Being as I'm in the vicinity of Downtown H-glamour, you might expect a bit of glitz and scandal...
Unfortunately, I have no tales of the rich and famous. Instead of hitting the strip, I went out to a friend's ranch where cowboy hats, boots and mud rang in the 12:01am.
The hugest bonfire I have ever seen was fed monstrous logs by forklift as we chatted, drank and danced about beside the bareback bull-riding arena,
and I drummed on a bucket to my beautiful brittle-fingered guitar strummers.
(granted..., my pals couldn't play their guitars, but they sure could fake it, and I played a mean pail, if I do say so myself!... Hey, even the kids and dogs were showing off their hip-thrusting moves!)

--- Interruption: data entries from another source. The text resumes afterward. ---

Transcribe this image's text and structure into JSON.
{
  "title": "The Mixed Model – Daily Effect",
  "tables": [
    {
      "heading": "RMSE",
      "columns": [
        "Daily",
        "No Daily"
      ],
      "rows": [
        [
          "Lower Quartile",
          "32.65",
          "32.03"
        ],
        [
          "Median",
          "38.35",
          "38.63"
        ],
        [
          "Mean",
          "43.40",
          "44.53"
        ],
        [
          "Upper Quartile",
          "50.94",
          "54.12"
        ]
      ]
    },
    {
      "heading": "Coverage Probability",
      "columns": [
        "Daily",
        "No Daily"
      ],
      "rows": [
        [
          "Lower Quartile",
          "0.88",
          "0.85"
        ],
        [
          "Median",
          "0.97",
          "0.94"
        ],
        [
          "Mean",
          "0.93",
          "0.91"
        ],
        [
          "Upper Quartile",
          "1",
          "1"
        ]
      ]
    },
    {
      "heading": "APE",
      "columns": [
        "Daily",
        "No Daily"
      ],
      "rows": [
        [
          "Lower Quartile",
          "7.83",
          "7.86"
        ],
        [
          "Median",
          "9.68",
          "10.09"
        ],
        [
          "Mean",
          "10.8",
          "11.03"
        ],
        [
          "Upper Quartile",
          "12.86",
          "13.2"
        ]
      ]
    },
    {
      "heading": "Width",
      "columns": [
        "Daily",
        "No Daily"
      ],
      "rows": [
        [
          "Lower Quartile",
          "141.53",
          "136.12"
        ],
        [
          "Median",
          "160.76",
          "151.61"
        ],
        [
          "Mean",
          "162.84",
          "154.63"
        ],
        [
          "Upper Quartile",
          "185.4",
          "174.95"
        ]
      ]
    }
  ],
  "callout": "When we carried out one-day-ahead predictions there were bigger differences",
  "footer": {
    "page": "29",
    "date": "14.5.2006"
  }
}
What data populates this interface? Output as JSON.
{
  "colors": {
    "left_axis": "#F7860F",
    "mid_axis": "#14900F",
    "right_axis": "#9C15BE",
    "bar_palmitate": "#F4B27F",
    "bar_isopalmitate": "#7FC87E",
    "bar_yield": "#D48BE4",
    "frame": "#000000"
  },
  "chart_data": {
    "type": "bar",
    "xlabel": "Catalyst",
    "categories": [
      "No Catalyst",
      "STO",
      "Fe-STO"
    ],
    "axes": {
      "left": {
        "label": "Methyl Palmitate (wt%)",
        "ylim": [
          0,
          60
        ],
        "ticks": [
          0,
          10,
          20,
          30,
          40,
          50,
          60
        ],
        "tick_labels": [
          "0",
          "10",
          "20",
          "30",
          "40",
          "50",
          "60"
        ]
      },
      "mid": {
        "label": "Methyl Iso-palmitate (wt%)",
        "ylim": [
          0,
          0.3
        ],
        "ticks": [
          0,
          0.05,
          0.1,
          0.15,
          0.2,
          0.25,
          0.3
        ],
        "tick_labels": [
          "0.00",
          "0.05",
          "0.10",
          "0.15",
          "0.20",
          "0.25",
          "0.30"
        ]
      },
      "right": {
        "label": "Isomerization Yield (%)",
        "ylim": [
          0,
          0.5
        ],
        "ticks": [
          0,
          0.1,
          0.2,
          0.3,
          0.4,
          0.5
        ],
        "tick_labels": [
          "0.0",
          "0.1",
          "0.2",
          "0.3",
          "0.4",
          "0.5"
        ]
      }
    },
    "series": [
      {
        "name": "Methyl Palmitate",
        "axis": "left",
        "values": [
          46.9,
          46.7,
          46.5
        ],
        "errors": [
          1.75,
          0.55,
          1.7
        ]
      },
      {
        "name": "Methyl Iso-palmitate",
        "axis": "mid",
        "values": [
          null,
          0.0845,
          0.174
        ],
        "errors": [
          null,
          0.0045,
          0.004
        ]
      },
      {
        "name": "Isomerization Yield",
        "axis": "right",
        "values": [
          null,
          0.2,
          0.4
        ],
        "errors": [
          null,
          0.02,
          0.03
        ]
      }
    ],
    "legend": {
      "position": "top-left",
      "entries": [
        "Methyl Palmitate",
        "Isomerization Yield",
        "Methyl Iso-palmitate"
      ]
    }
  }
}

The oddest part of the the evening took place when I found myself actively promoting a "Poop Party" with two friends of mine.
"Yeah! I'm gonna go poop! How about you?"
"Oh, I just can't wait! Pooping is so much fun!"
"Yes! I love it too! Let's all fo poop together!"
"C'mon! Quick! Let's get pooping!"
I know it spoils some of my glamorous and mysteriously seductive appeal, but I have to admit that this wasn't actually as kinky as it sounds... The truth is, my friends and I really had no interest in shitting together. In fact, we all found it a rather fascinatingly disturbing idea...
But, we were restroom-bound with a friend's 13 year old, autistic daughter who hadn't squeezed out a log in over two weeks. This poor girl was deathly frightened of letting a little submarine out through the back hatch and into the sea! So, we did as any altruistic group of committed citizens would do... We planned a nice Poop Party!
Unfortunately, December 31st didn't prove to be the day for dropping digestive missiles...
But, I'm not worried.
I'm sure that the New Year will bring happy defecation to everyone!